Entonces, ¿acaso era que la propia señora Dugdale era una de esas maestras memorables que, con su ejemplo, cambiaba nuestras vidas para siempre?
Nop.
La mujer les gritaba a sus alumnos y les tiraba tiza en cuanto sentía que su nivel de atención estaba bajando, cosa que, en su clase, ocurría casi todo el tiempo. Su idea de la enseñanza consistía en asignar trabajos de investigación individuales y orales sobre lo que se cultivaba en el Surinam. Si lo hacías mal (y casi todo estaba mal para la señora Dugdale), te hacía permanecer de pie en una esquina durante un tiempo interminable, frente a lo que ella llamaba «el Muro de la Vergüenza». En otras palabras, la señora Dugdale era como tantos maestros que pudiste tener en la escuela primaria. Haden había soportado sus cambios de humor, su mediocridad y sus migajas de saber durante un año, y luego había pasado a cuarto.
Pero había una cosa que jamás había olvidado y por eso era por lo que corría ahora detrás de ella. De hecho, esa sola cosa había jugado un papel muy significativo en su educación. Fue uno de esos pocos momentos de la infancia de los que podemos decir sin dudarlo al mirar hacia atrás: exactamente aquí, esta equis señala el punto en el que algo cambió para siempre dentro de mí.
De niño, Haden había tenido un mejor amigo que tuvo la mala fortuna de llamarse Clifford Snatzke. Pero Cliff era tan profundamente normal que ese nombre inusual era lo único que lo distinguía de los otros equis millones de niños. Durante un tiempo, hasta que las chicas se hicieron visibles y atractivas, los dos muchachos fueron inseparables. En la clase de la señora de Dugdale siempre se sentaban juntos, lo que hacía que el tiempo pasara de una manera algo más agradable.

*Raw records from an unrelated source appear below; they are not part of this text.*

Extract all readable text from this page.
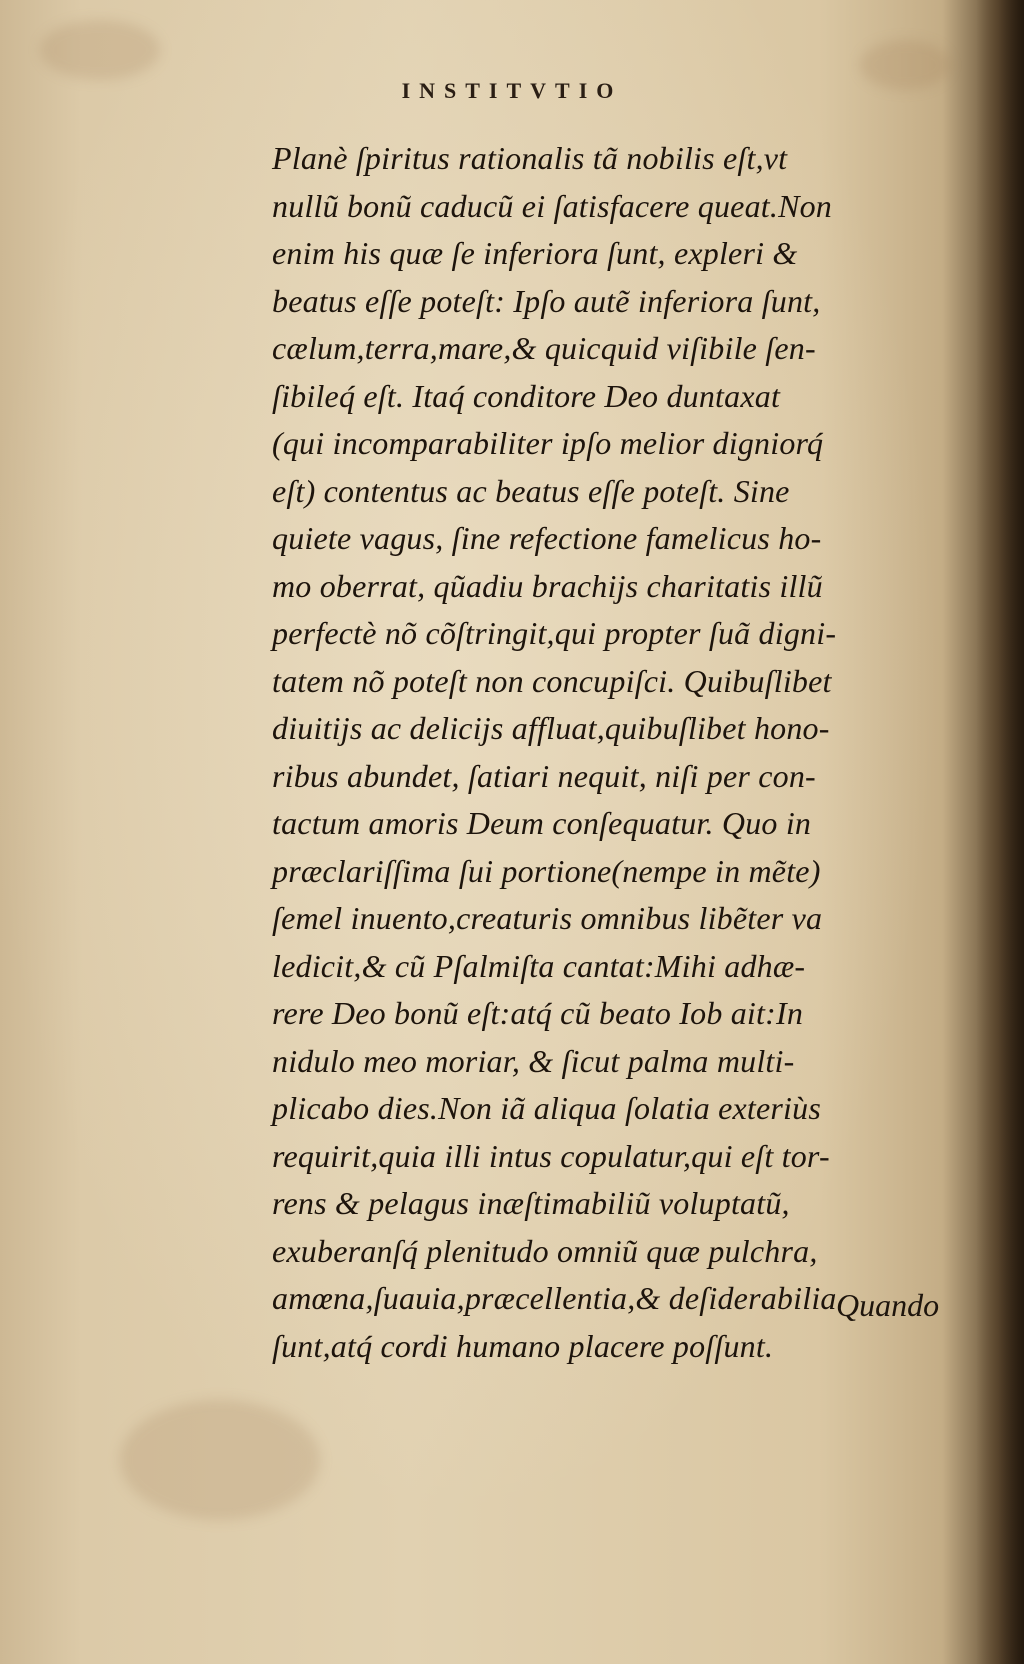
INSTITVTIO
Planè ſpiritus rationalis tã nobilis eſt,vt
nullũ bonũ caducũ ei ſatisfacere queat.Non
enim his quæ ſe inferiora ſunt, expleri &
beatus eſſe poteſt: Ipſo autẽ inferiora ſunt,
cælum,terra,mare,& quicquid viſibile ſen-
ſibileq́ eſt. Itaq́ conditore Deo duntaxat
(qui incomparabiliter ipſo melior digniorq́
eſt) contentus ac beatus eſſe poteſt. Sine
quiete vagus, ſine refectione famelicus ho-
mo oberrat, qũadiu brachijs charitatis illũ
perfectè nõ cõſtringit,qui propter ſuã digni-
tatem nõ poteſt non concupiſci. Quibuſlibet
diuitijs ac delicijs affluat,quibuſlibet hono-
ribus abundet, ſatiari nequit, niſi per con-
tactum amoris Deum conſequatur. Quo in
præclariſſima ſui portione(nempe in mẽte)
ſemel inuento,creaturis omnibus libẽter va
ledicit,& cũ Pſalmiſta cantat:Mihi adhæ-
rere Deo bonũ eſt:atq́ cũ beato Iob ait:In
nidulo meo moriar, & ſicut palma multi-
plicabo dies.Non iã aliqua ſolatia exteriùs
requirit,quia illi intus copulatur,qui eſt tor-
rens & pelagus inæſtimabiliũ voluptatũ,
exuberanſq́ plenitudo omniũ quæ pulchra,
amœna,ſuauia,præcellentia,& deſiderabilia
ſunt,atq́ cordi humano placere poſſunt.
Quando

Justo antes de que terminara el curso escolar y los boletines de notas fueran enviados a casa, Cliff se obsesionó con que no iba a pasar de curso porque había suspendido demasiados exámenes de ortografía. Se preocupaba mucho, y hablaba tanto de ello que Haden, exasperado, había terminado por insistirle para que fuera a ver a la maestra después de clase y sencillamente preguntárselo. Después de mucho dudar, Snatzke aceptó hacerlo, siempre y cuando su amigo lo esperara en el exterior del edificio. A pesar de que tenía una decena de otras cosas que hacer en ese momento, Haden estuvo de acuerdo. ¿Para qué estaban los amigos?
Pocas cosas perturbaban a Clifford Snatzke y su rostro era una prueba de ello. Solía esgrimir una leve sonrisa, cuando no una agradable falta de expresión en su cara que decía que no estaba pensando en nada especial y que todo estaba bien.
Ese día, sin embargo, cuando salió del colegio media hora más tarde, tenía la cara de esa tonalidad de rojo que acompaña las grandes humillaciones o el llanto. Al verlo en ese estado, Haden le preguntó insistentemente por lo que había ocurrido allí dentro. Al principio, Cliff no quería ni mirar a los ojos a su amigo, y mucho menos contarle la historia. Pero al final lo hizo.
La señora Dugdale estaba sentada en su despacho mirando por la ventana cuando él entró en el aula. Como era muy cuidadoso con sus modales, Cliff esperó a que se percatara de su presencia. Cuando la maestra le preguntó qué era lo que quería, se lo dijo en el mínimo número posible de palabras, porque todos sus estudiantes sabían que a la señora Dugdale le gustaban las personas que iban directamente al grano.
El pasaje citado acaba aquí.